Les armes de l'offensive américaine

Alors que les frappes sur l'Afghanistan se poursuivent, l'offensive américaine est en train de prendre une nouvelle forme. Des hélicoptères et des avions d'attaques, opérant à basse altitude seraient entrés en scène.
Huit jours après le début des frappes sur l'Afghanistan, on relève une nette intensification des pilonnages : ainsi, pour la première fois, les techniciens n'ont pas pu rétablir l'électricité, après que la centrale de Kaboul, la capitale, ait été bombardée dans la nuit du lundi 15 au mardi 16 octobre. De source taliban, toujours, on affirme avoir comptabilisé pour la seule journée de lundi 130 sorties de l'US Air Force au dessus de leur fief de Kandahar, la grande ville au sud-est du pays. Et les appareils de l'US Army semblent se rapprocher du sol.

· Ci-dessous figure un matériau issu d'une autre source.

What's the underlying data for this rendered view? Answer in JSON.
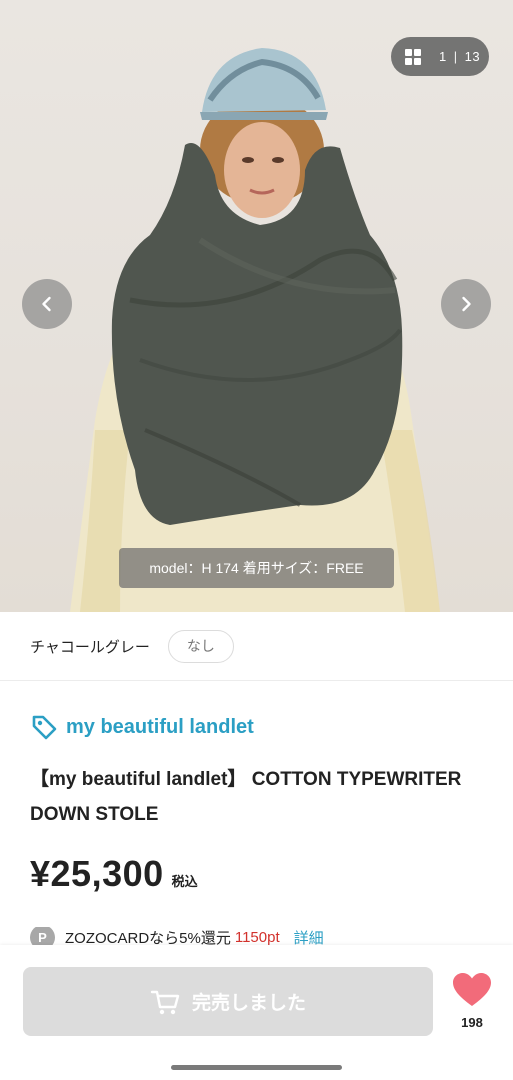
{
  "gallery": {
    "current": "1",
    "separator": "|",
    "total": "13",
    "caption": "model：H 174 着用サイズ：FREE",
    "grid_icon": "grid-icon",
    "prev_icon": "chevron-left-icon",
    "next_icon": "chevron-right-icon"
  },
  "color": {
    "name": "チャコールグレー",
    "stock": "なし"
  },
  "product": {
    "brand_icon": "tag-icon",
    "brand": "my beautiful landlet",
    "title": "【my beautiful landlet】 COTTON TYPEWRITER DOWN STOLE",
    "price": "¥25,300",
    "tax_label": "税込",
    "points_badge": "P",
    "points_text": "ZOZOCARDなら5%還元",
    "points_value": "1150pt",
    "points_link": "詳細"
  },
  "bottom": {
    "sold_label": "完売しました",
    "cart_icon": "cart-icon",
    "fav_icon": "heart-icon",
    "fav_count": "198"
  },
  "colors": {
    "brand": "#2b9fc4",
    "points": "#d2322d",
    "heart": "#f26b7a",
    "sold_button": "#dcdcdc"
  }
}
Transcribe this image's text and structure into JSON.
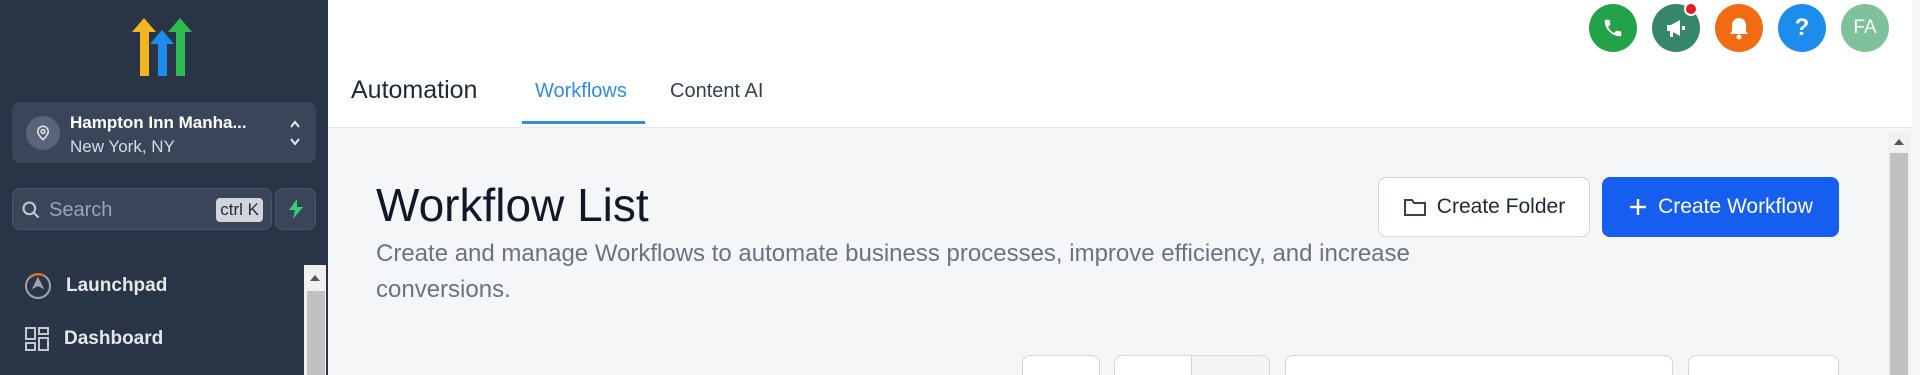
{
  "sidebar": {
    "location": {
      "name": "Hampton Inn Manha...",
      "city": "New York, NY"
    },
    "search": {
      "placeholder": "Search",
      "shortcut": "ctrl K"
    },
    "nav": [
      {
        "label": "Launchpad",
        "icon": "rocket-icon"
      },
      {
        "label": "Dashboard",
        "icon": "grid-icon"
      }
    ]
  },
  "header": {
    "app_title": "Automation",
    "tabs": [
      {
        "label": "Workflows",
        "active": true
      },
      {
        "label": "Content AI",
        "active": false
      }
    ],
    "icons": {
      "phone": "phone-icon",
      "announcements": "megaphone-icon",
      "notifications": "bell-icon",
      "help": "?",
      "avatar": "FA"
    }
  },
  "main": {
    "title": "Workflow List",
    "description": "Create and manage Workflows to automate business processes, improve efficiency, and increase conversions.",
    "buttons": {
      "create_folder": "Create Folder",
      "create_workflow": "Create Workflow"
    }
  },
  "colors": {
    "sidebar_bg": "#2a3447",
    "accent": "#2f8ee0",
    "primary_button": "#155eef"
  }
}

Les premiers hélicoptères ?

Si l'on en croit le responsable de l'information de Kaboul, des hélicoptères auraient participé à des raids dans la nuit du 15 au 16 octobre, sur la ville de Kandahar, un des fiefs taliban. Si cette information est confirmée, cela veut dire que la défense anti-aérienne commence à être moins dangereuse pour les appareils américains : ils peuvent se risquer en tout cas à des raids-surprise, et nocturnes, avec retrait rapide, en volant au dessous du seuil fatidique des quatre à cinq mille mètres, un espace aérien qui leur était jusque là interdit. Cela signifie aussi qu'après avoir visé surtout la destruction d'installations et d'armements, les militaires américains commencent à s'attaquer à des objectifs «humains». Et que ces hélicoptères, dont la portée est limitée, opèrent depuis des bases proches de la frontière afghane, au Pakistan et en Ouzbekistan.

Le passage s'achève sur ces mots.